Porcelaines Raynaud inaugure sa nouvelle usine éco-responsable de 7 millions d’euros à Limoges
Vendredi 26 juin, la manufacture historique a ouvert son site de 4 500 m² au parc de la Grande-Pièce, équipé de fours 100 % électriques et de panneaux solaires.
La manufacture Porcelaines Raynaud a inauguré le 26 juin ses nouveaux locaux au parc d'activités de la Grande-Pièce à Limoges. Cet investissement de 7 millions d'euros regroupe production et magasin d'usine sur 4 500 m², avec des équipements visant à réduire l'empreinte carbone.
L’essentiel
- Inauguration : vendredi 26 juin 2026, au parc d’activités de la Grande-Pièce à Limoges.
- Surface : 4 500 m² dont 3 600 m² d’ateliers et 900 m² de bureaux et magasin d’usine.
- Investissement : 7 millions d’euros, dont 500 000 € de subventions publiques (Limoges Métropole 100 000 €, Carsat 140 000 €).
- Énergie : deux fours 100 % électriques, 1 500 m² de panneaux solaires couvrant 15 % des besoins.
- Emploi : 60 salariés, chiffre d’affaires de 9 millions d’euros, 80 % à l’export.
Un déménagement forcé par une panne de four
La manufacture Porcelaines Raynaud, spécialisée dans la porcelaine de luxe, a inauguré le vendredi 26 juin 2026 son nouveau site au parc d’activités de la Grande-Pièce à Limoges. Ce bâtiment de 4 500 m² remplace l’ancienne usine d’Isle, devenue obsolète après la panne définitive d’un four de cuisson en janvier 2024. Selon le quotidien Les Échos, l’incident a précipité la décision de construire un outil de production moderne.
Le projet, piloté par le directeur général Antoine de Rémur, a nécessité un investissement de 7 millions d’euros. Le financement est réparti entre 3,5 millions de fonds propres, 3 millions d’emprunt et environ 500 000 euros de subventions publiques. Limoges Métropole a versé 100 000 euros, tandis que la Caisse d’assurance retraite et de la santé au travail (Carsat) a accordé 140 000 euros pour optimiser l’ergonomie des postes de travail.
Une usine 100 % électrique et solaire
Le nouveau site se distingue par ses équipements visant à réduire l’impact environnemental. Il est équipé de deux fours 100 % électriques, alimentés en partie par 1 500 m² de panneaux photovoltaïques installés en toiture. Selon la communauté urbaine Limoges Métropole, qui a partagé l’information sur son compte X, ces panneaux couvrent environ 15 % des besoins énergétiques de l’usine. La manufacture conserve ainsi son savoir-faire artisanal tout en intégrant des technologies de décarbonation.

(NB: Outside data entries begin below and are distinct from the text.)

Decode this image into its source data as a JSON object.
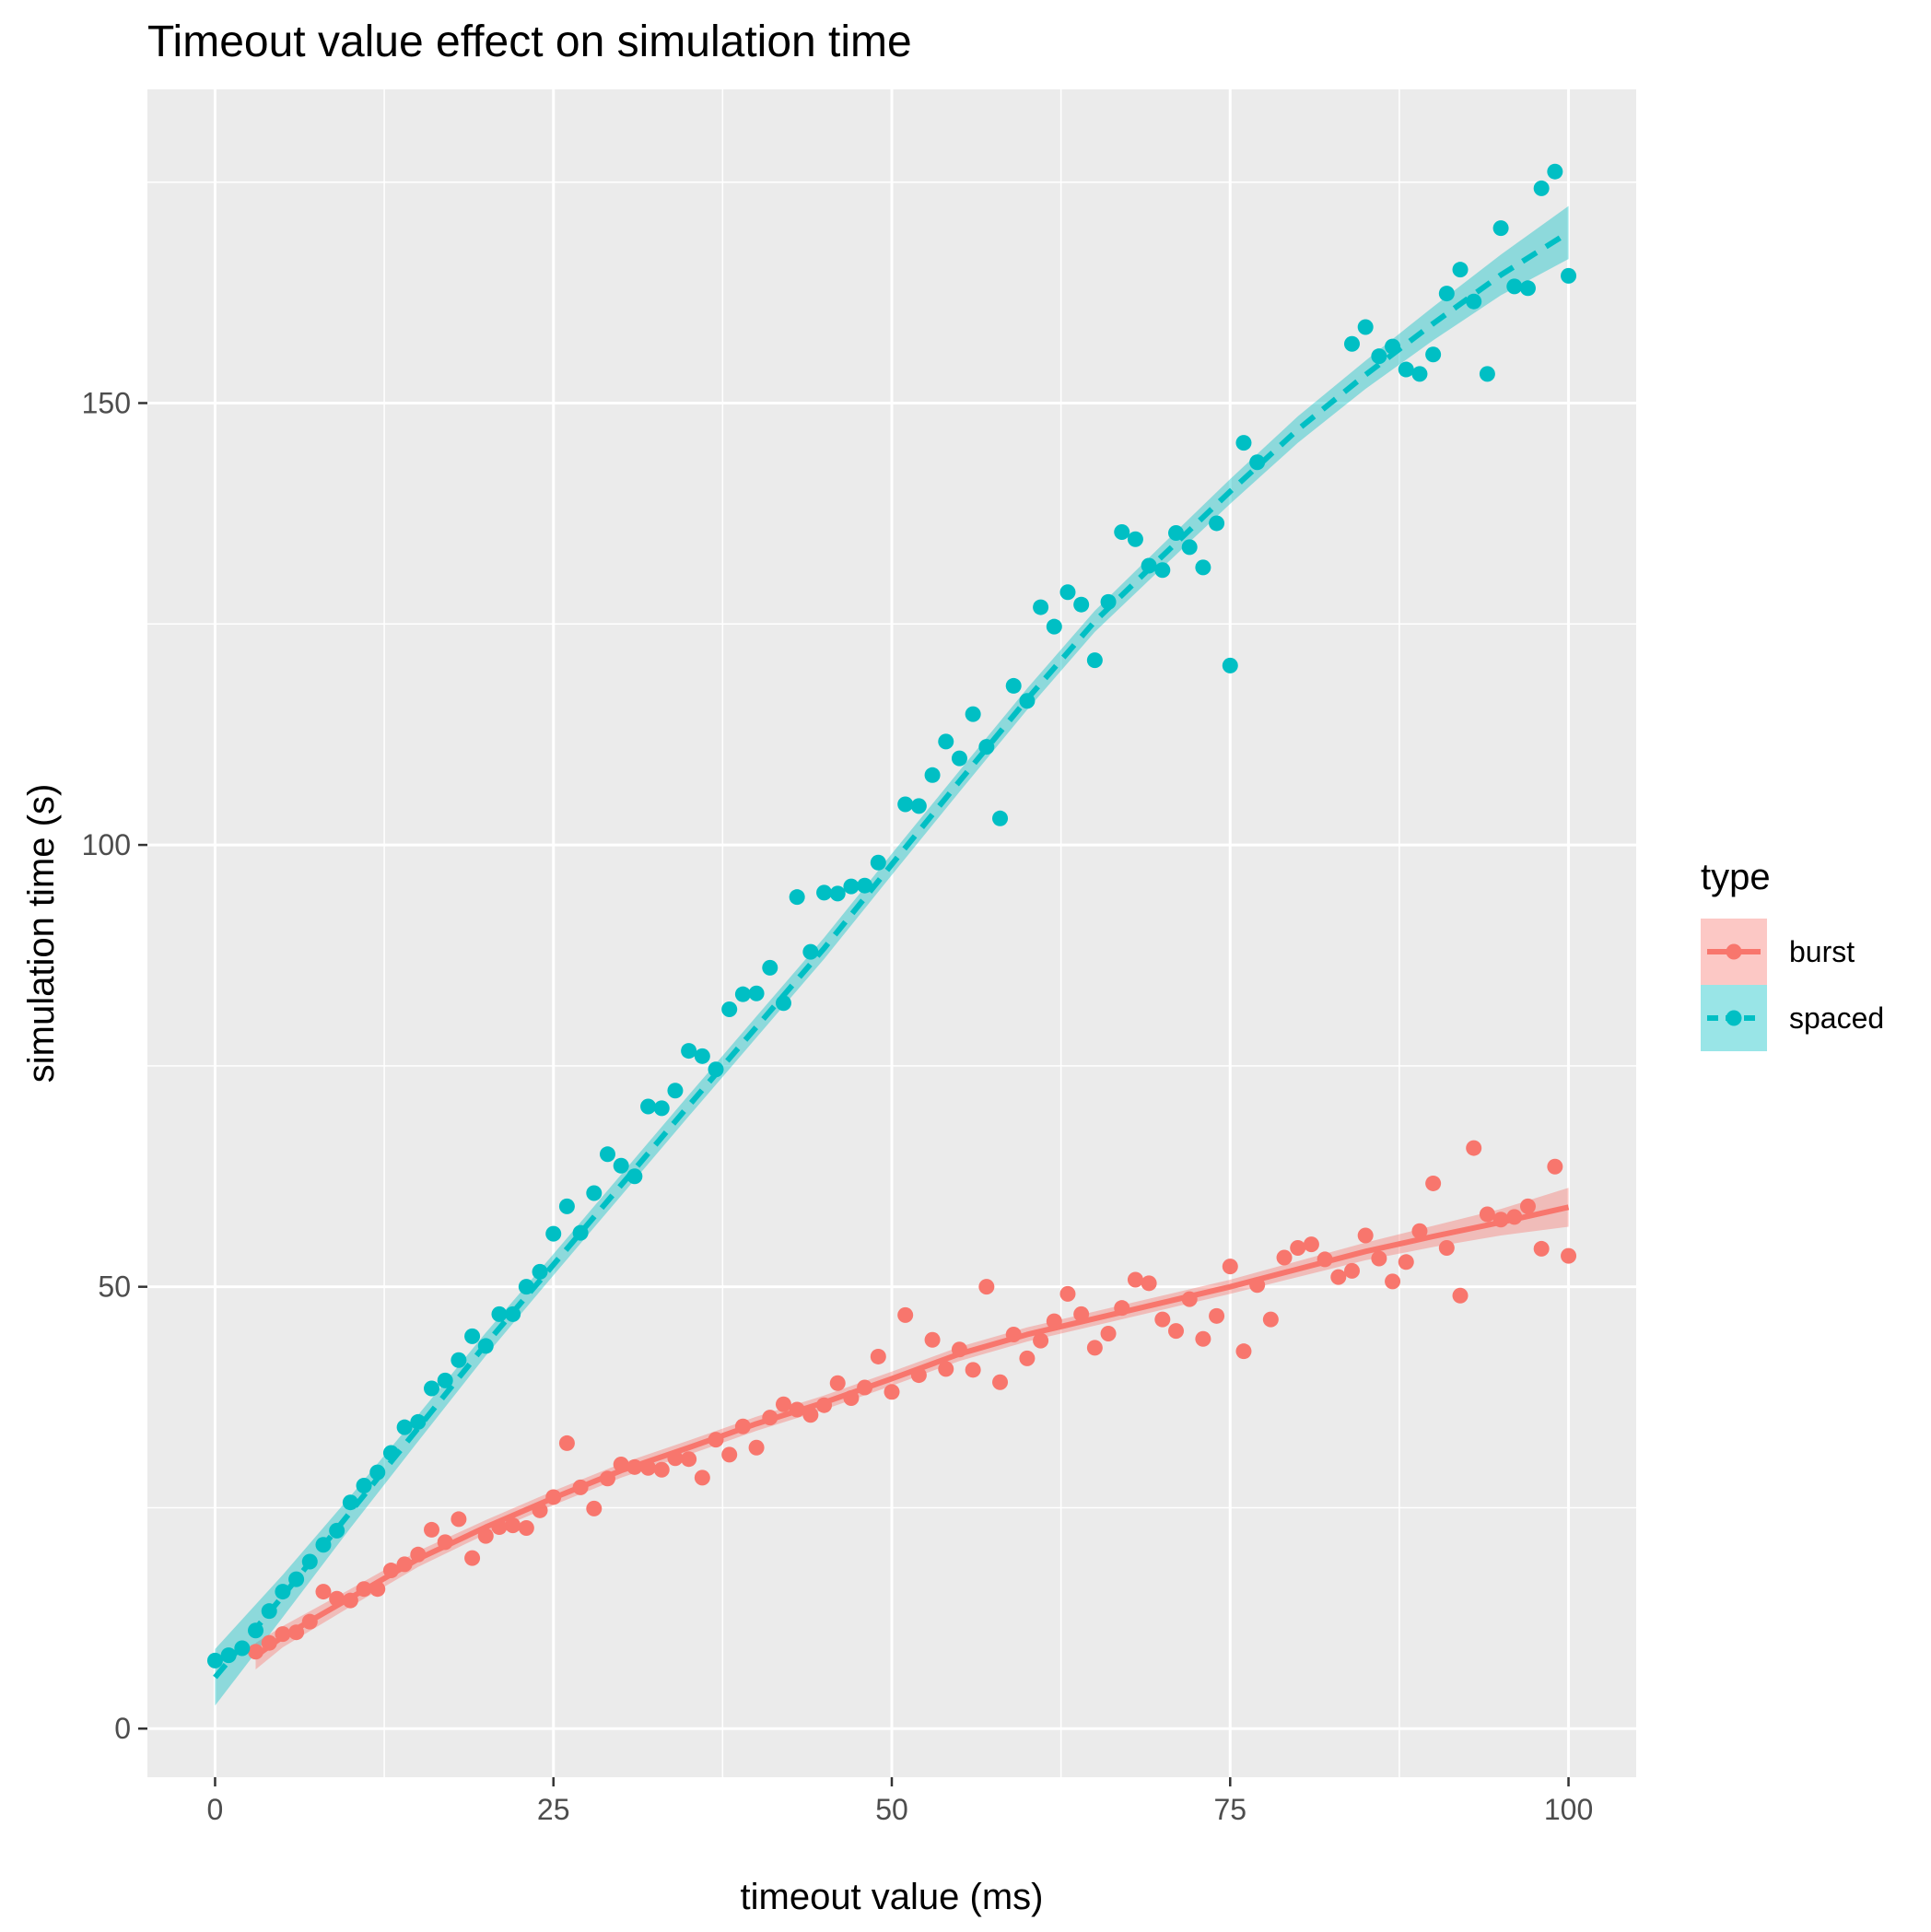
{
  "chart_data": {
    "type": "scatter",
    "title": "Timeout value effect on simulation time",
    "xlabel": "timeout value (ms)",
    "ylabel": "simulation time (s)",
    "xlim": [
      -5,
      105
    ],
    "ylim": [
      -5.5,
      185.5
    ],
    "x_ticks": [
      0,
      25,
      50,
      75,
      100
    ],
    "x_tick_labels": [
      "0",
      "25",
      "50",
      "75",
      "100"
    ],
    "y_ticks": [
      0,
      50,
      100,
      150
    ],
    "y_tick_labels": [
      "0",
      "50",
      "100",
      "150"
    ],
    "grid": true,
    "background": "#ebebeb",
    "legend": {
      "title": "type",
      "position": "right"
    },
    "series": [
      {
        "name": "burst",
        "color": "#f8766d",
        "line_style": "solid",
        "points": [
          [
            3,
            8.7
          ],
          [
            4,
            9.7
          ],
          [
            5,
            10.7
          ],
          [
            6,
            10.9
          ],
          [
            7,
            12.1
          ],
          [
            8,
            15.5
          ],
          [
            9,
            14.7
          ],
          [
            10,
            14.5
          ],
          [
            11,
            15.8
          ],
          [
            12,
            15.8
          ],
          [
            13,
            17.9
          ],
          [
            14,
            18.6
          ],
          [
            15,
            19.7
          ],
          [
            16,
            22.5
          ],
          [
            17,
            21.1
          ],
          [
            18,
            23.7
          ],
          [
            19,
            19.3
          ],
          [
            20,
            21.8
          ],
          [
            21,
            22.8
          ],
          [
            22,
            23
          ],
          [
            23,
            22.7
          ],
          [
            24,
            24.7
          ],
          [
            25,
            26.2
          ],
          [
            26,
            32.3
          ],
          [
            27,
            27.3
          ],
          [
            28,
            24.9
          ],
          [
            29,
            28.3
          ],
          [
            30,
            29.9
          ],
          [
            31,
            29.6
          ],
          [
            32,
            29.5
          ],
          [
            33,
            29.3
          ],
          [
            34,
            30.6
          ],
          [
            35,
            30.5
          ],
          [
            36,
            28.4
          ],
          [
            37,
            32.7
          ],
          [
            38,
            31
          ],
          [
            39,
            34.2
          ],
          [
            40,
            31.8
          ],
          [
            41,
            35.2
          ],
          [
            42,
            36.7
          ],
          [
            43,
            36.1
          ],
          [
            44,
            35.5
          ],
          [
            45,
            36.6
          ],
          [
            46,
            39.1
          ],
          [
            47,
            37.4
          ],
          [
            48,
            38.6
          ],
          [
            49,
            42.1
          ],
          [
            50,
            38.1
          ],
          [
            51,
            46.8
          ],
          [
            52,
            40
          ],
          [
            53,
            44
          ],
          [
            54,
            40.7
          ],
          [
            55,
            42.9
          ],
          [
            56,
            40.6
          ],
          [
            57,
            50
          ],
          [
            58,
            39.2
          ],
          [
            59,
            44.6
          ],
          [
            60,
            41.9
          ],
          [
            61,
            43.9
          ],
          [
            62,
            46.1
          ],
          [
            63,
            49.2
          ],
          [
            64,
            46.9
          ],
          [
            65,
            43.1
          ],
          [
            66,
            44.7
          ],
          [
            67,
            47.6
          ],
          [
            68,
            50.8
          ],
          [
            69,
            50.4
          ],
          [
            70,
            46.3
          ],
          [
            71,
            45
          ],
          [
            72,
            48.6
          ],
          [
            73,
            44.1
          ],
          [
            74,
            46.7
          ],
          [
            75,
            52.3
          ],
          [
            76,
            42.7
          ],
          [
            77,
            50.2
          ],
          [
            78,
            46.3
          ],
          [
            79,
            53.3
          ],
          [
            80,
            54.4
          ],
          [
            81,
            54.8
          ],
          [
            82,
            53.1
          ],
          [
            83,
            51.1
          ],
          [
            84,
            51.8
          ],
          [
            85,
            55.8
          ],
          [
            86,
            53.2
          ],
          [
            87,
            50.6
          ],
          [
            88,
            52.8
          ],
          [
            89,
            56.3
          ],
          [
            90,
            61.7
          ],
          [
            91,
            54.4
          ],
          [
            92,
            49
          ],
          [
            93,
            65.7
          ],
          [
            94,
            58.2
          ],
          [
            95,
            57.6
          ],
          [
            96,
            57.9
          ],
          [
            97,
            59.1
          ],
          [
            98,
            54.3
          ],
          [
            99,
            63.6
          ],
          [
            100,
            53.5
          ]
        ],
        "fit": [
          [
            3,
            8.2
          ],
          [
            5,
            10.4
          ],
          [
            10,
            14.8
          ],
          [
            15,
            19.2
          ],
          [
            20,
            22.8
          ],
          [
            25,
            26.1
          ],
          [
            30,
            29.2
          ],
          [
            35,
            31.8
          ],
          [
            40,
            34.5
          ],
          [
            45,
            36.9
          ],
          [
            50,
            39.6
          ],
          [
            55,
            42.4
          ],
          [
            60,
            44.6
          ],
          [
            65,
            46.4
          ],
          [
            70,
            48.2
          ],
          [
            75,
            50
          ],
          [
            80,
            52
          ],
          [
            85,
            54
          ],
          [
            90,
            55.7
          ],
          [
            95,
            57.3
          ],
          [
            100,
            59
          ]
        ],
        "fit_ci_halfwidth": [
          1.5,
          1.2,
          1.0,
          0.9,
          0.8,
          0.8,
          0.8,
          0.8,
          0.8,
          0.8,
          0.8,
          0.8,
          0.8,
          0.8,
          0.8,
          0.8,
          0.9,
          1.0,
          1.2,
          1.5,
          2.2
        ]
      },
      {
        "name": "spaced",
        "color": "#00bfc4",
        "line_style": "dashed",
        "points": [
          [
            0,
            7.7
          ],
          [
            1,
            8.3
          ],
          [
            2,
            9.1
          ],
          [
            3,
            11.1
          ],
          [
            4,
            13.3
          ],
          [
            5,
            15.5
          ],
          [
            6,
            16.9
          ],
          [
            7,
            18.9
          ],
          [
            8,
            20.8
          ],
          [
            9,
            22.4
          ],
          [
            10,
            25.6
          ],
          [
            11,
            27.5
          ],
          [
            12,
            29
          ],
          [
            13,
            31.2
          ],
          [
            14,
            34.1
          ],
          [
            15,
            34.7
          ],
          [
            16,
            38.5
          ],
          [
            17,
            39.4
          ],
          [
            18,
            41.7
          ],
          [
            19,
            44.4
          ],
          [
            20,
            43.3
          ],
          [
            21,
            46.9
          ],
          [
            22,
            46.9
          ],
          [
            23,
            50
          ],
          [
            24,
            51.7
          ],
          [
            25,
            56
          ],
          [
            26,
            59.1
          ],
          [
            27,
            56.1
          ],
          [
            28,
            60.6
          ],
          [
            29,
            65
          ],
          [
            30,
            63.7
          ],
          [
            31,
            62.5
          ],
          [
            32,
            70.4
          ],
          [
            33,
            70.2
          ],
          [
            34,
            72.2
          ],
          [
            35,
            76.7
          ],
          [
            36,
            76.1
          ],
          [
            37,
            74.6
          ],
          [
            38,
            81.4
          ],
          [
            39,
            83.1
          ],
          [
            40,
            83.2
          ],
          [
            41,
            86.1
          ],
          [
            42,
            82.1
          ],
          [
            43,
            94.1
          ],
          [
            44,
            87.9
          ],
          [
            45,
            94.6
          ],
          [
            46,
            94.5
          ],
          [
            47,
            95.3
          ],
          [
            48,
            95.4
          ],
          [
            49,
            98
          ],
          [
            51,
            104.6
          ],
          [
            52,
            104.4
          ],
          [
            53,
            107.9
          ],
          [
            54,
            111.7
          ],
          [
            55,
            109.8
          ],
          [
            56,
            114.8
          ],
          [
            57,
            111.1
          ],
          [
            58,
            103
          ],
          [
            59,
            118
          ],
          [
            60,
            116.3
          ],
          [
            61,
            126.9
          ],
          [
            62,
            124.7
          ],
          [
            63,
            128.6
          ],
          [
            64,
            127.2
          ],
          [
            65,
            120.9
          ],
          [
            66,
            127.5
          ],
          [
            67,
            135.4
          ],
          [
            68,
            134.6
          ],
          [
            69,
            131.6
          ],
          [
            70,
            131.1
          ],
          [
            71,
            135.3
          ],
          [
            72,
            133.7
          ],
          [
            73,
            131.4
          ],
          [
            74,
            136.4
          ],
          [
            75,
            120.3
          ],
          [
            76,
            145.5
          ],
          [
            77,
            143.3
          ],
          [
            84,
            156.7
          ],
          [
            85,
            158.6
          ],
          [
            86,
            155.3
          ],
          [
            87,
            156.4
          ],
          [
            88,
            153.8
          ],
          [
            89,
            153.3
          ],
          [
            90,
            155.5
          ],
          [
            91,
            162.4
          ],
          [
            92,
            165.1
          ],
          [
            93,
            161.5
          ],
          [
            94,
            153.3
          ],
          [
            95,
            169.8
          ],
          [
            96,
            163.2
          ],
          [
            97,
            163
          ],
          [
            98,
            174.3
          ],
          [
            99,
            176.2
          ],
          [
            100,
            164.4
          ]
        ],
        "fit": [
          [
            0,
            5.8
          ],
          [
            5,
            15
          ],
          [
            10,
            24.5
          ],
          [
            15,
            34
          ],
          [
            20,
            43.5
          ],
          [
            25,
            52.5
          ],
          [
            30,
            61.5
          ],
          [
            35,
            70.5
          ],
          [
            40,
            79.4
          ],
          [
            45,
            88.3
          ],
          [
            50,
            97.8
          ],
          [
            55,
            107.2
          ],
          [
            60,
            116.5
          ],
          [
            65,
            125.3
          ],
          [
            70,
            132.7
          ],
          [
            75,
            140
          ],
          [
            80,
            147
          ],
          [
            85,
            153.2
          ],
          [
            90,
            159
          ],
          [
            95,
            164.5
          ],
          [
            100,
            169.3
          ]
        ],
        "fit_ci_halfwidth": [
          3.2,
          2.4,
          1.8,
          1.5,
          1.3,
          1.2,
          1.2,
          1.2,
          1.2,
          1.2,
          1.2,
          1.2,
          1.2,
          1.2,
          1.3,
          1.4,
          1.5,
          1.6,
          1.9,
          2.3,
          3.0
        ]
      }
    ]
  }
}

Le bâtiment de 4 500 m² abrite 3 600 m² d’ateliers de production et 900 m² de bureaux administratifs et de magasin d’usine. Ce dernier permet aux visiteurs d’acheter directement des pièces de porcelaine. Les aménagements ont été conçus avec la Carsat pour prévenir les troubles musculosquelettiques chez les 60 salariés.
Un fleuron de l’export limousin
Porcelaines Raynaud réalise un chiffre d’affaires d’environ 9 millions d’euros, dont 80 % provient de l’exportation, selon Les Échos. La manufacture, fondée en 1919, fournit des hôtels de luxe, des palaces et des particuliers dans le monde entier. Son installation au parc de la Grande-Pièce, zone d’activité dynamique de Limoges, confirme l’ancrage territorial de l’entreprise.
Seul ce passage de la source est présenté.